House lawyers told the judge that a longer stay that lasted throughout the appeals process "would impair the House's ongoing impeachment inquiry."
The federal judge who ruled that former White House counsel Don McGahn must complywith a House subpoena for his testimony put her ruling on a brief hold Wednesday.
Such holds, known as administrative stays, are often issued to give lawyers a change to file their appeals. U.S. District Judge Kentanji Brown Jackson said her order "should not be construed in any way as a ruling on the merits" of keeping her ruling on a longer hold. Instead, she said, the order would give her time to consider the government's request for a longer stay.
After Jackson's ruling on Monday, in which she rejected the government's claim that senior White House advisers are absolutely immune to congressional subpoenas, the Justice Department immediately filed notice that it would appeal.

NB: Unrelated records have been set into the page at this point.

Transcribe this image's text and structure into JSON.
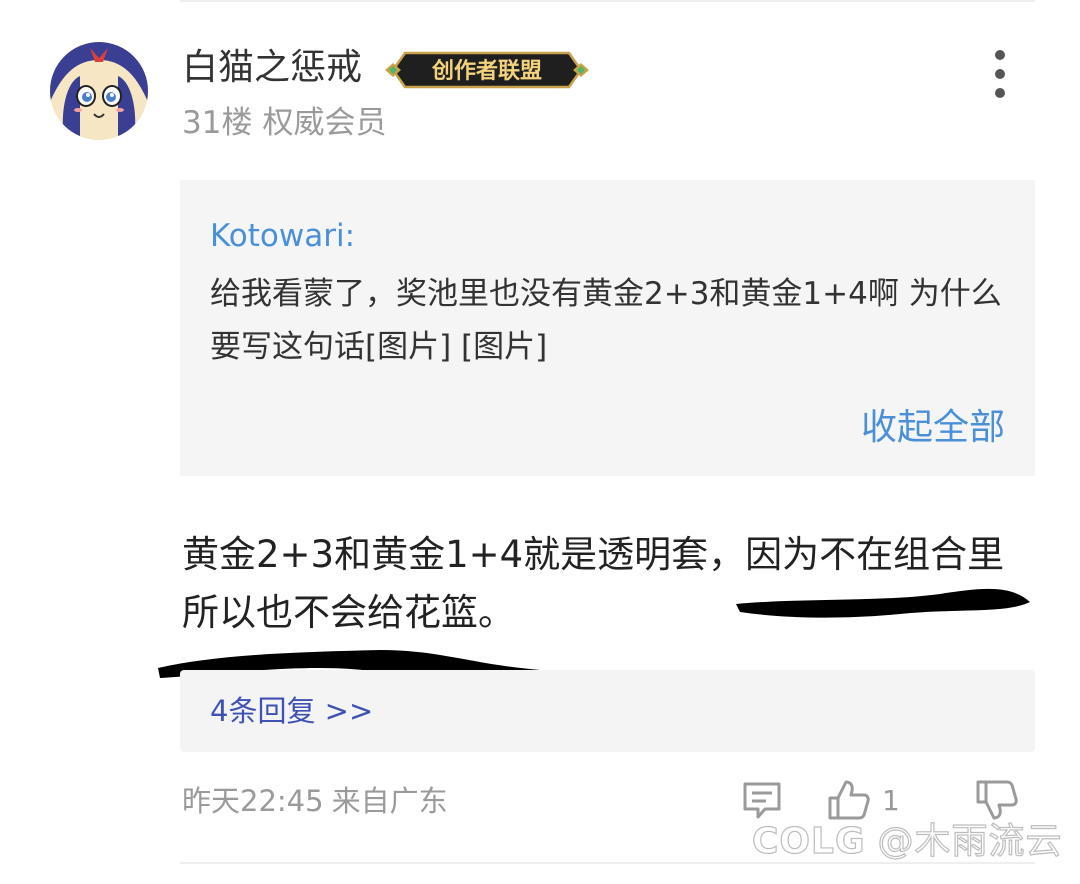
{
  "post": {
    "username": "白猫之惩戒",
    "badge": "创作者联盟",
    "floor": "31楼",
    "member_level": "权威会员",
    "quote": {
      "author": "Kotowari:",
      "text": "给我看蒙了，奖池里也没有黄金2+3和黄金1+4啊 为什么要写这句话[图片] [图片]",
      "collapse_label": "收起全部"
    },
    "content": "黄金2+3和黄金1+4就是透明套，因为不在组合里所以也不会给花篮。",
    "replies_link": "4条回复 >>",
    "time": "昨天22:45",
    "location": "来自广东",
    "like_count": "1"
  },
  "icons": {
    "more": "more-vertical-icon",
    "comment": "comment-icon",
    "like": "thumbs-up-icon",
    "dislike": "thumbs-down-icon"
  },
  "watermark": {
    "brand": "COLG",
    "user": "@木雨流云"
  },
  "colors": {
    "link_blue": "#4a90d9",
    "reply_link": "#3f51b5",
    "quote_bg": "#f5f5f5",
    "gray_text": "#9a9a9a"
  }
}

Lawyers for the House told the judge that while they would not oppose a brief stay, they would oppose a longer one that lasted throughout the appeals process.

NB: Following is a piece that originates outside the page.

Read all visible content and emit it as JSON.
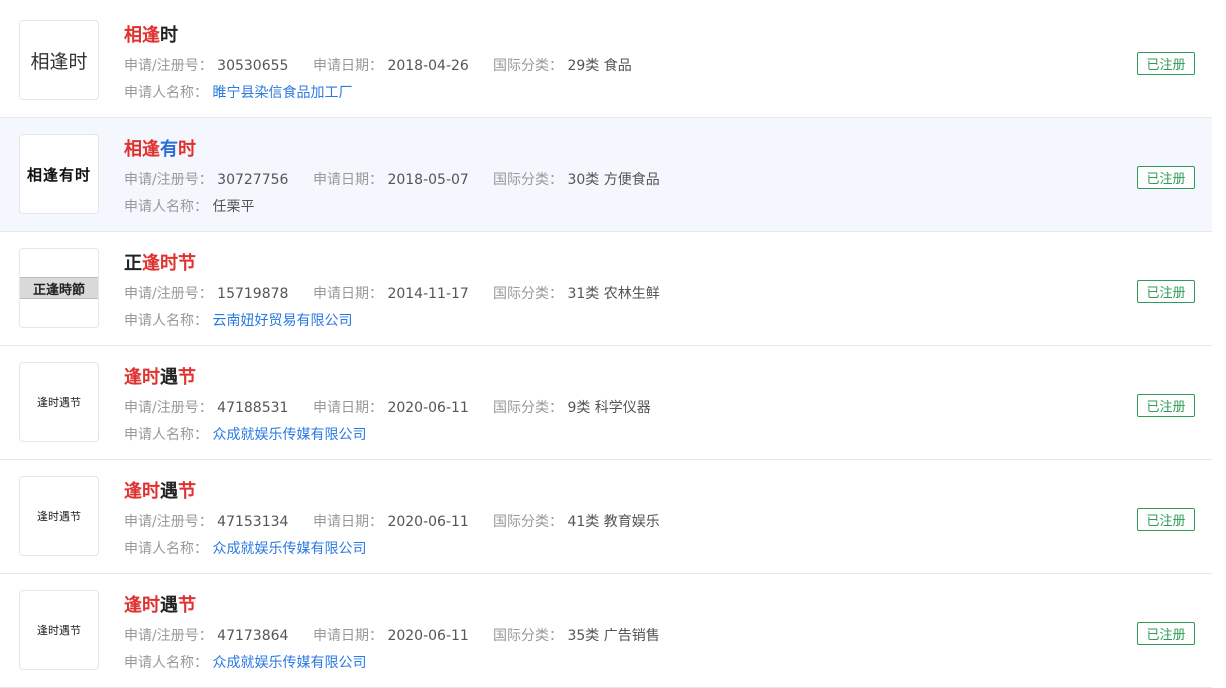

"Such a stay would impair the House's ongoing impeachment inquiry," they said. And even if McGahn doesn't play a role in the House process, his testimony might be a factor in a Senate trial, they told the judge.
In her ruling on Monday, Jackson wrote, "It is clear to this court for the reasons explained above that, with respect to senior-level presidential aides, absolute immunity from compelled congressional process simply does not exist."

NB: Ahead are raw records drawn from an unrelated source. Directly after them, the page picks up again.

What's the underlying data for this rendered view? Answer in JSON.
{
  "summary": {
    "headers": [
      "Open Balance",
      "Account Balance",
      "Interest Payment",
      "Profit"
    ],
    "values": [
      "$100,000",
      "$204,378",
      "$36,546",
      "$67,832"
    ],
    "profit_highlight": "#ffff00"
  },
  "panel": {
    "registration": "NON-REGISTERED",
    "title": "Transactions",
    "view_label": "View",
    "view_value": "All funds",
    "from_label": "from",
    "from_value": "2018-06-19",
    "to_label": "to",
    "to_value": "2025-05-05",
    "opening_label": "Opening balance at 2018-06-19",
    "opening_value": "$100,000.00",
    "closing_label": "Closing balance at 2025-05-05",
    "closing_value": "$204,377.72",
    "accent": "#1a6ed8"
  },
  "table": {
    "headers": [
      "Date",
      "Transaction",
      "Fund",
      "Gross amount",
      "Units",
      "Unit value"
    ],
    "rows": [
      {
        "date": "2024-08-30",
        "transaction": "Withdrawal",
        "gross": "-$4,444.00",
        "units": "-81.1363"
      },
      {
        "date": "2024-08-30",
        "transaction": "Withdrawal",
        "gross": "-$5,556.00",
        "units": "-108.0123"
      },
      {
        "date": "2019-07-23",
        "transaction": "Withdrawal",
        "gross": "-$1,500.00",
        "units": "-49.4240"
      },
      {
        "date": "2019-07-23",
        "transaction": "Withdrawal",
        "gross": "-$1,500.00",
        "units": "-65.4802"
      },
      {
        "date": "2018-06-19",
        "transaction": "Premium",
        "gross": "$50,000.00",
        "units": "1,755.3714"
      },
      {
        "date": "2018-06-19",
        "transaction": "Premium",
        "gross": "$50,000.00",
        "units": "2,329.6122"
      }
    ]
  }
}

House Judiciary Democrats said they wanted McGahn to testify about actions by the president that former special counsel Robert Mueller's report said could constitute obstruction of justice. After McGahn declined to respond in March to a voluntary request for documents, the committee issued a subpoena April 22, describing him as "the most important witness, other than the president, to the key events that are the focus of the Judiciary Committee's investigation."
While the Justice Department's view is that close advisers to the president cannot be forced to appear before Congress, no court has ever said so. In 2008, a federal judge in Washington rejected that view, ruling that Harriet Meiers, a White House counsel under President George W. Bush, could not refuse demands for her testimony.